Protein secondary structure prediction with a neural network

L. H. Holley, M. Karplus
1989 Proceedings of the National Academy of Sciences of the United States of America  
A method is presented for protein secondary structure prediction based on a neural network. A training phase was used to teach the network to recognize the relation between secondary structure and amino acid sequences on a sample set of 48 proteins of known structure. On a separate test set of 14 proteins of known structure, the method achieved a maximum overall predictive accuracy of 63% for three states: helix, sheet, and coil. A numerical measure of helix and sheet tendency for each residue
more » ... as obtained from the calculations. When predictions were riltered to include only the strongest 31% of predictions, the predictive accuracy rose to 79%. Accurate prediction of protein secondary structure is a step toward the goal of understanding protein folding. A variety of methods have been proposed that make use of the physicochemical characteristics of the amino acids (1), sequence homology (2-4), pattern matching (5), and statistical analyses (6-11) of proteins of known structure. In a recent assessment (12) of three widely used methods (1, 6, 9), accuracy was found to range from 49% to 56% for predictions of three states: helix, sheet, and coil. The limited accuracy of the predictions is believed to be due to the small size of the data base and/or the fact that secondary structure is determined by tertiary interactions not included in the local sequence. In this paper* we describe a secondary structure prediction method that makes use of neural networks.

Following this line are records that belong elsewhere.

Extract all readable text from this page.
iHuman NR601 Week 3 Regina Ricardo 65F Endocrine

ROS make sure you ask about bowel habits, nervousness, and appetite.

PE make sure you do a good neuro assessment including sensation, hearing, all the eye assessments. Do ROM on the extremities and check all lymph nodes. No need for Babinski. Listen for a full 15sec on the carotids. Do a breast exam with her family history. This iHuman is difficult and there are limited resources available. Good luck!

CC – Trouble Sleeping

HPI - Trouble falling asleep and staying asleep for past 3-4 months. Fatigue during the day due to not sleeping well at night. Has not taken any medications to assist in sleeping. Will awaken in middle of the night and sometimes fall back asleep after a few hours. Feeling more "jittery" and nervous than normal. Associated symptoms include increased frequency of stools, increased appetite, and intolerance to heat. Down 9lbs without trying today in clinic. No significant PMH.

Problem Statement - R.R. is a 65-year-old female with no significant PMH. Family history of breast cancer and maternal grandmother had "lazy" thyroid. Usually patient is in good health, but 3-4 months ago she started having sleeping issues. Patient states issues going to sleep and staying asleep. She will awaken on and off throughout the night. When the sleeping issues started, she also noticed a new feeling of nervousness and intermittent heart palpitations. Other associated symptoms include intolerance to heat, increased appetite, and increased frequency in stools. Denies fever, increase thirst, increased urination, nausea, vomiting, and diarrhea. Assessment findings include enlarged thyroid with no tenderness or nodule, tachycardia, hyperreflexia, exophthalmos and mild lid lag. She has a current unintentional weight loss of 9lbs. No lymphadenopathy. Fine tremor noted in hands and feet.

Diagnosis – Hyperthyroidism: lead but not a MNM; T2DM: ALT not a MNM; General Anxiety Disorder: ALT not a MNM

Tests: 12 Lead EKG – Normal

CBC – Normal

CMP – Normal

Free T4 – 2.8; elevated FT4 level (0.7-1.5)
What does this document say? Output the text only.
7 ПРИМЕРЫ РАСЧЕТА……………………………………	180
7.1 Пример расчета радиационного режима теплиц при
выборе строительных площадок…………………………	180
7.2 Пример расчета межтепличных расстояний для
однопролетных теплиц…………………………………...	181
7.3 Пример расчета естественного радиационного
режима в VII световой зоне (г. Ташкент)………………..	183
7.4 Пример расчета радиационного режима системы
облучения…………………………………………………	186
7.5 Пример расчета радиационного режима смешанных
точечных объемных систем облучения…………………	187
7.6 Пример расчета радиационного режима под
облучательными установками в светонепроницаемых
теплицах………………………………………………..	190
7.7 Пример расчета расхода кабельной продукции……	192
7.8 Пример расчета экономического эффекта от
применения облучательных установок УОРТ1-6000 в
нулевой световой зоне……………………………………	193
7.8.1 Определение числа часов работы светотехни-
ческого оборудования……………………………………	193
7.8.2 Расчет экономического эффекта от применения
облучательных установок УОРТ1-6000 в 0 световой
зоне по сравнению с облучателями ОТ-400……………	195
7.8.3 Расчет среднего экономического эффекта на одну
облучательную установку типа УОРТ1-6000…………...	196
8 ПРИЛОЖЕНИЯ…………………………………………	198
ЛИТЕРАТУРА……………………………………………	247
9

The neural network technique has its origins in efforts to produce a computer model of the information processing that takes place in the nervous system (13-16). A large number of simple, highly interconnected computational units (neurons) operate in parallel. Each unit integrates its inputs, which may be both excitatory and inhibitory, and according to some threshold generates an output, which is propagated to other units. In many applications, including the present work, the biological relevance of neural networks to nervous system function is unimportant. Rather, a neural network may simply be viewed as a highly parallel computational device.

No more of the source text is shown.